Boekverslag : Hugo Claus - De Verwondering
De taal ervan is Nederlands en het aantal woorden bedraagt 3044 woorden.

Samenvatting
Victor de Rijckel is een leraar Engels-Duits in een klein dorpje in België. Op een dag, als hij lesgeeft, beseft hij zich ineens dat alle leraren een bijnaam hebben, behalve hij. Hij kan alleen maar 'Lul' bedenken, Lul de Rijckel. Hij wordt die dag uitgenodigd door de hoofdleraar om hem die avond in te leiden bij een speech. In plaats van dat te doen, gaat hij naar een café. Daar koopt hij een kaartje voor het 'Bal van het Wit Konijn'.

Op het bal ziet hij een bijzondere, mooie vrouw. Zij maakt een grote indruk op hem. Vanaf dit moment gaat het verhaal over in een andere tijd. De Rijckel zit in een psychiatrische inrichting en schrijft zijn herinneringen op 'die hij niet mag vergeten'.
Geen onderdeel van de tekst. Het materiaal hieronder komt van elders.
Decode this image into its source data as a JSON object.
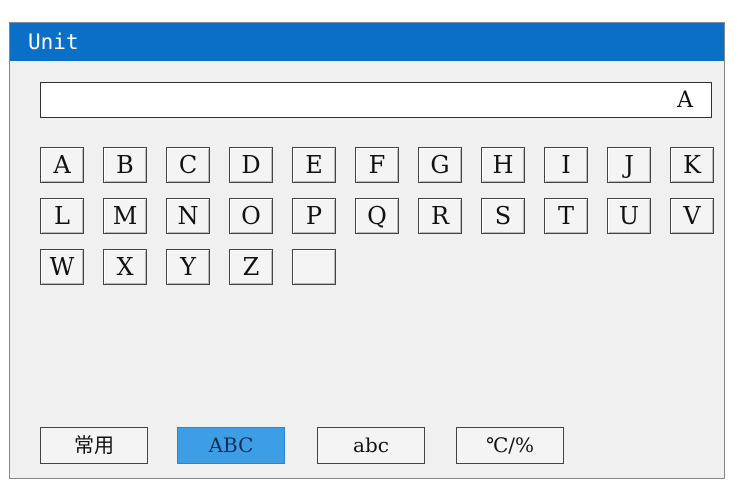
{
  "window": {
    "title": "Unit"
  },
  "display": {
    "value": "A"
  },
  "keys": [
    "A",
    "B",
    "C",
    "D",
    "E",
    "F",
    "G",
    "H",
    "I",
    "J",
    "K",
    "L",
    "M",
    "N",
    "O",
    "P",
    "Q",
    "R",
    "S",
    "T",
    "U",
    "V",
    "W",
    "X",
    "Y",
    "Z",
    ""
  ],
  "modes": [
    {
      "label": "常用",
      "active": false
    },
    {
      "label": "ABC",
      "active": true
    },
    {
      "label": "abc",
      "active": false
    },
    {
      "label": "℃/%",
      "active": false
    }
  ],
  "colors": {
    "titlebar": "#0a6fc7",
    "active_mode": "#3d9ee6",
    "panel": "#f0f0f0"
  }
}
Het verhaal (dat hij opschrijft) gaat verder. De leraar is op weg naar school. Hij loopt door een park waar hij een meisje een hondenkeutel ziet oppakken. Als het meisje hem ziet, schrikt ze en rent ze weg. De Rijckel gaat haar zoeken, maar vindt haar niet. Op school aangekomen betrapt hij een jongen op het bekladden van een muur. De jongen, Verzele, zegt dat hij de leraar op het bal heeft gezien en dat hij ook zag dat hij verwonderd was door de mooie vrouw. Verzele zegt dat hij haar kent en hij belooft de leraar mee te nemen naar het huis van Allesandra, de mooie vrouw.

Eerst gaan ze naar een herberg om wat te eten. Al snel wordt de leraar dronken. 's Avonds gaan ze samen naar het huis. Het is een groot Frans herenhuis. In de tuin staan allemaal beelden, te vergelijken met Griekse beelden, 'maar dan met fouten'. Het zijn beelden van Crabbe, een oud SS-officier die is omgekomen aan het Oostfront. Bijna worden ze betrapt als ze in de tuin staan te loeren. In de inrichting denkt De Rijckel na over wat er allemaal gebeurt is. Hij voelt de aanwezigheid van Crabbe in zich.
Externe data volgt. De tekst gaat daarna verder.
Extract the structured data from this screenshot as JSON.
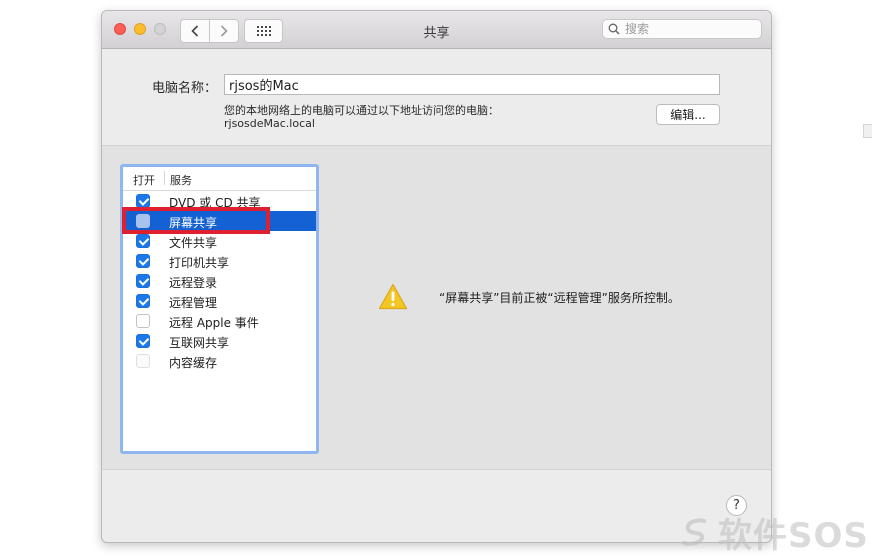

Terug in de herberg hoort De Rijckel de dorpelingen praten over de oorlog. Hij bemerkt dat ze Crabbe bewonderen. In het dorpje wordt Crabbe aanbeden als een door Hitler gedecoreerde oorlogsheld. Verzele en de leraar gaan weer naar het landhuis. Ze ontmoeten Sprange, een bediende, die hen meeleid naar binnen.

Daar ontmoeten ze Alessandra, de mooie vrouw. Zij ziet de leraar aan voor de Nederlandse afgevaardigde van de Fascistische Beweging, Doctor Heerema. De volgende dag zal er namelijk een vergadering zijn met internationale fascisten. Het kan hem niets schelen en gaat mee in het verhaal. Hij is wel bang dat hij ontdekt wordt. Ze praten over Crabbe en over zijn daden. "Nooit heeft één van hen iemand persoonlijk vermoord". Ze vertrekken weer en de leraar gaat met Verzele mee naar diens huis en later weer terug naar de herberg.
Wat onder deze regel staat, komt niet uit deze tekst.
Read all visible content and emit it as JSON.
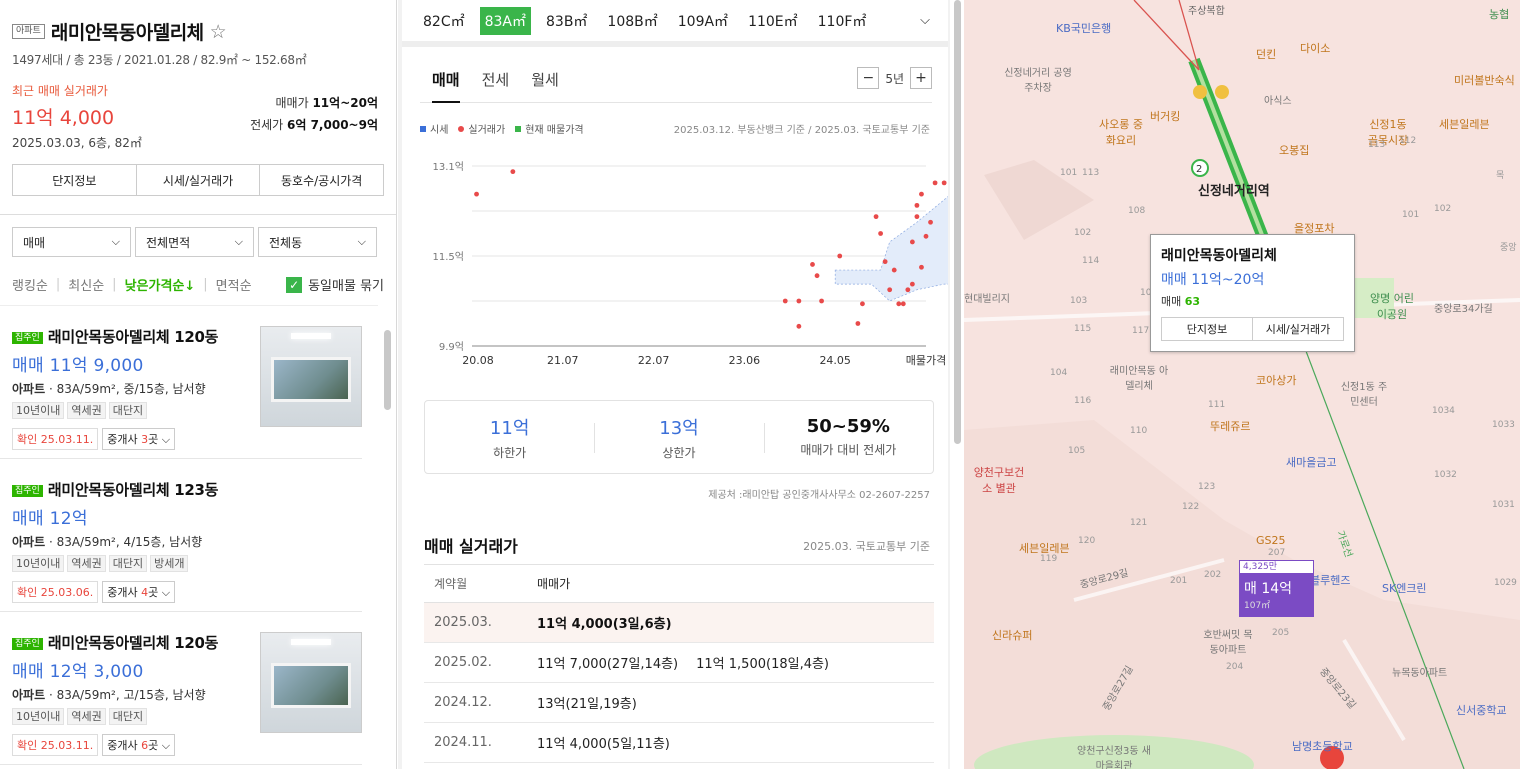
{
  "complex": {
    "type_chip": "아파트",
    "name": "래미안목동아델리체",
    "star": "☆",
    "meta": "1497세대 / 총 23동 / 2021.01.28 / 82.9㎡ ~ 152.68㎡",
    "recent_label": "최근 매매 실거래가",
    "recent_price": "11억 4,000",
    "recent_date": "2025.03.03, 6층, 82㎡",
    "sale_range_label": "매매가",
    "sale_range": "11억~20억",
    "jeonse_range_label": "전세가",
    "jeonse_range": "6억 7,000~9억"
  },
  "info_tabs": [
    "단지정보",
    "시세/실거래가",
    "동호수/공시가격"
  ],
  "filters": [
    "매매",
    "전체면적",
    "전체동"
  ],
  "sorts": [
    "랭킹순",
    "최신순",
    "낮은가격순↓",
    "면적순"
  ],
  "group_checkbox_label": "동일매물 묶기",
  "listings": [
    {
      "owner": "집주인",
      "name": "래미안목동아델리체 120동",
      "price": "매매 11억 9,000",
      "desc_bold": "아파트",
      "desc": " · 83A/59m², 중/15층, 남서향",
      "tags": [
        "10년이내",
        "역세권",
        "대단지"
      ],
      "confirm": "확인 25.03.11.",
      "broker_pre": "중개사 ",
      "broker_num": "3",
      "broker_post": "곳 ⌵"
    },
    {
      "owner": "집주인",
      "name": "래미안목동아델리체 123동",
      "price": "매매 12억",
      "desc_bold": "아파트",
      "desc": " · 83A/59m², 4/15층, 남서향",
      "tags": [
        "10년이내",
        "역세권",
        "대단지",
        "방세개"
      ],
      "confirm": "확인 25.03.06.",
      "broker_pre": "중개사 ",
      "broker_num": "4",
      "broker_post": "곳 ⌵"
    },
    {
      "owner": "집주인",
      "name": "래미안목동아델리체 120동",
      "price": "매매 12억 3,000",
      "desc_bold": "아파트",
      "desc": " · 83A/59m², 고/15층, 남서향",
      "tags": [
        "10년이내",
        "역세권",
        "대단지"
      ],
      "confirm": "확인 25.03.11.",
      "broker_pre": "중개사 ",
      "broker_num": "6",
      "broker_post": "곳 ⌵"
    }
  ],
  "area_tabs": [
    "82C㎡",
    "83A㎡",
    "83B㎡",
    "108B㎡",
    "109A㎡",
    "110E㎡",
    "110F㎡"
  ],
  "area_tab_active": "83A㎡",
  "deal_tabs": [
    "매매",
    "전세",
    "월세"
  ],
  "period": "5년",
  "legend": {
    "items": [
      "시세",
      "실거래가",
      "현재 매물가격"
    ],
    "source": "2025.03.12. 부동산뱅크 기준 / 2025.03. 국토교통부 기준"
  },
  "chart_data": {
    "type": "scatter",
    "x_ticks": [
      "20.08",
      "21.07",
      "22.07",
      "23.06",
      "24.05",
      "매물가격"
    ],
    "y_ticks": [
      "13.1억",
      "11.5억",
      "9.9억"
    ],
    "ylim": [
      9.9,
      13.1
    ],
    "series": [
      {
        "name": "실거래가",
        "color": "#e84a4a",
        "points": [
          [
            0.05,
            12.6
          ],
          [
            0.45,
            13.0
          ],
          [
            3.45,
            10.7
          ],
          [
            3.6,
            10.25
          ],
          [
            3.6,
            10.7
          ],
          [
            3.75,
            11.35
          ],
          [
            3.8,
            11.15
          ],
          [
            3.85,
            10.7
          ],
          [
            4.05,
            11.5
          ],
          [
            4.25,
            10.3
          ],
          [
            4.3,
            10.65
          ],
          [
            4.45,
            12.2
          ],
          [
            4.5,
            11.9
          ],
          [
            4.55,
            11.4
          ],
          [
            4.6,
            10.9
          ],
          [
            4.65,
            11.25
          ],
          [
            4.7,
            10.65
          ],
          [
            4.75,
            10.65
          ],
          [
            4.8,
            10.9
          ],
          [
            4.85,
            11.0
          ],
          [
            4.85,
            11.75
          ],
          [
            4.9,
            12.2
          ],
          [
            4.9,
            12.4
          ],
          [
            4.95,
            12.6
          ],
          [
            4.95,
            11.3
          ],
          [
            5.0,
            11.85
          ],
          [
            5.05,
            12.1
          ],
          [
            5.1,
            12.8
          ],
          [
            5.2,
            12.8
          ],
          [
            5.35,
            11.4
          ],
          [
            5.45,
            11.4
          ],
          [
            5.55,
            12.95
          ],
          [
            5.8,
            11.2
          ],
          [
            5.85,
            11.7
          ],
          [
            5.95,
            11.4
          ]
        ]
      },
      {
        "name": "현재 매물가격",
        "color": "#3ab54a",
        "range": [
          11.0,
          13.0
        ]
      }
    ]
  },
  "stats": [
    {
      "value": "11억",
      "label": "하한가"
    },
    {
      "value": "13억",
      "label": "상한가"
    },
    {
      "value": "50~59%",
      "label": "매매가 대비 전세가"
    }
  ],
  "provider": "제공처 :래미안탑 공인중개사사무소 02-2607-2257",
  "tx": {
    "title": "매매 실거래가",
    "basis": "2025.03. 국토교통부 기준",
    "headers": [
      "계약월",
      "매매가"
    ],
    "rows": [
      {
        "month": "2025.03.",
        "deals": [
          "11억 4,000(3일,6층)"
        ]
      },
      {
        "month": "2025.02.",
        "deals": [
          "11억 7,000(27일,14층)",
          "11억 1,500(18일,4층)"
        ]
      },
      {
        "month": "2024.12.",
        "deals": [
          "13억(21일,19층)"
        ]
      },
      {
        "month": "2024.11.",
        "deals": [
          "11억 4,000(5일,11층)"
        ]
      }
    ]
  },
  "map": {
    "popup": {
      "title": "래미안목동아델리체",
      "price": "매매 11억~20억",
      "count_label": "매매 ",
      "count": "63",
      "buttons": [
        "단지정보",
        "시세/실거래가"
      ]
    },
    "marker": {
      "top": "4,325만",
      "price": "매 14억",
      "size": "107㎡"
    },
    "labels": [
      "주상복합",
      "농협",
      "KB국민은행",
      "다이소",
      "던킨",
      "신정네거리 공영주차장",
      "버거킹",
      "아식스",
      "미러볼반숙식",
      "사오롱 중화요리",
      "오봉집",
      "신정1동 골목시장",
      "세븐일레븐",
      "신정네거리역",
      "을정포차",
      "현대빌리지",
      "양명 어린이공원",
      "중앙로34가길",
      "래미안목동 아델리체",
      "코아상가",
      "신정1동 주민센터",
      "뚜레쥬르",
      "양천구보건소 별관",
      "새마을금고",
      "세븐일레븐",
      "GS25",
      "블루헨즈",
      "SK엔크린",
      "중앙로29길",
      "신라슈퍼",
      "호반써밋 목동아파트",
      "뉴목동아파트",
      "신서중학교",
      "양천구신정3동 새마을회관",
      "남명초등학교",
      "중앙로27길",
      "중앙로23길",
      "가로선"
    ]
  }
}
In de herberg krijgen ze ruzie met de herbergier en de klanten. De volgende dag komt Alessandram en zij en De Rijckel vertrekken samen, Verzele blijft achter. Ze bedrijvende liefde in een auto voordat ze naar het landhuis gaan om daar naar de sprekers van de conferentie te luisteren. Op de conferentie beschuldigt Alessandra De Rijckel ervan een spion én Joods te zijn, waarna De Rijckel moet vluchten. Hij gaat naar de herberg, maar daar komen de dorpelingen hem ook al achterna. Beelden uit de oorlog van soldaten en honden achtervolgen hem eveneens.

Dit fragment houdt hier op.